Together with the low insulin I have had pre-diabetes blood glucose levels going back at least a decade. I recently saw an endcrinologist. He said that I should do a OGTT and if it came back high he would test for monogenic diabetes. So, the FBG before the challenge was 89, and two hours after it was 155. So the endocrinologist dismissed me" you barely meet the criteria for impaired glucose tolerance. No treatment needed."

But I researched monogenic diabetes and came upon a very rare form called GCK -Mody. This is a genetically caused down-regulation of glucokinase, leading to impaired glucose sensing, thus causing too low a release of insulin. Blood glucose is usually in the predabetic range and tends to stay there, not progressing much or at all over time.

I felt that this fits my profile quite well and I consider it to be good news as it does not usually progress.

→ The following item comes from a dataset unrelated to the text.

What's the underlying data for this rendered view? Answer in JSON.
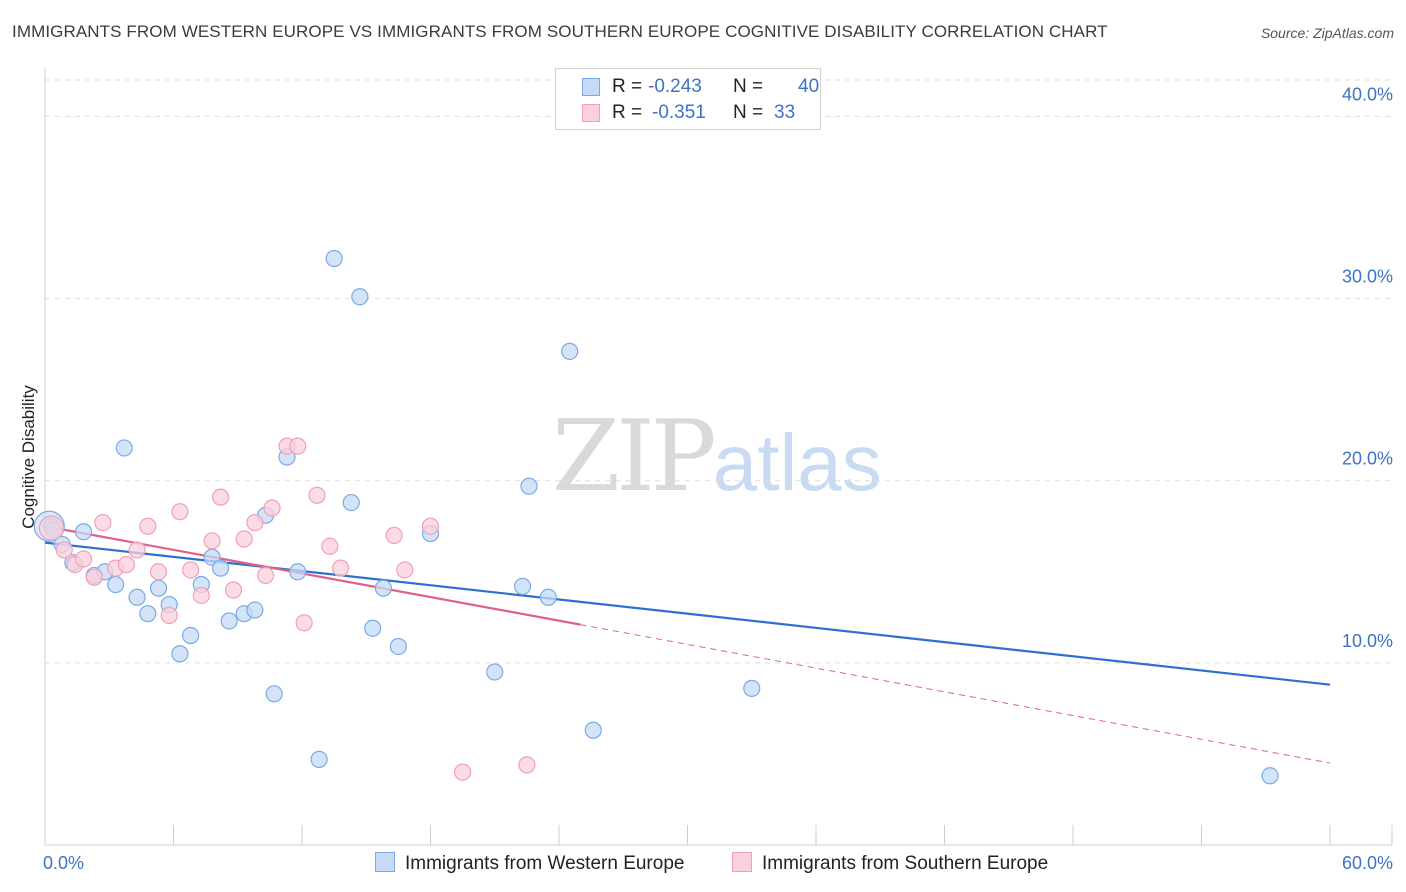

There is no therapy. Diet has no impact. I have been on metformin and don’t think it has had any impact and my understanding is that metformin does not have any impact on GCK - MODY.

GCK Mody is rarely recognized, diagnosed, tested for. None of my doctors has mentioned it to me. But, that’s what I think I’ve got.

If you know anything about this particular rare form of monogenic diabetes, would appreciate any information or pointers . . .

This is an interesting idea. Would avoid the destruction of most of the rapamycin in the gut, and might help penetrate the blood brain barrier.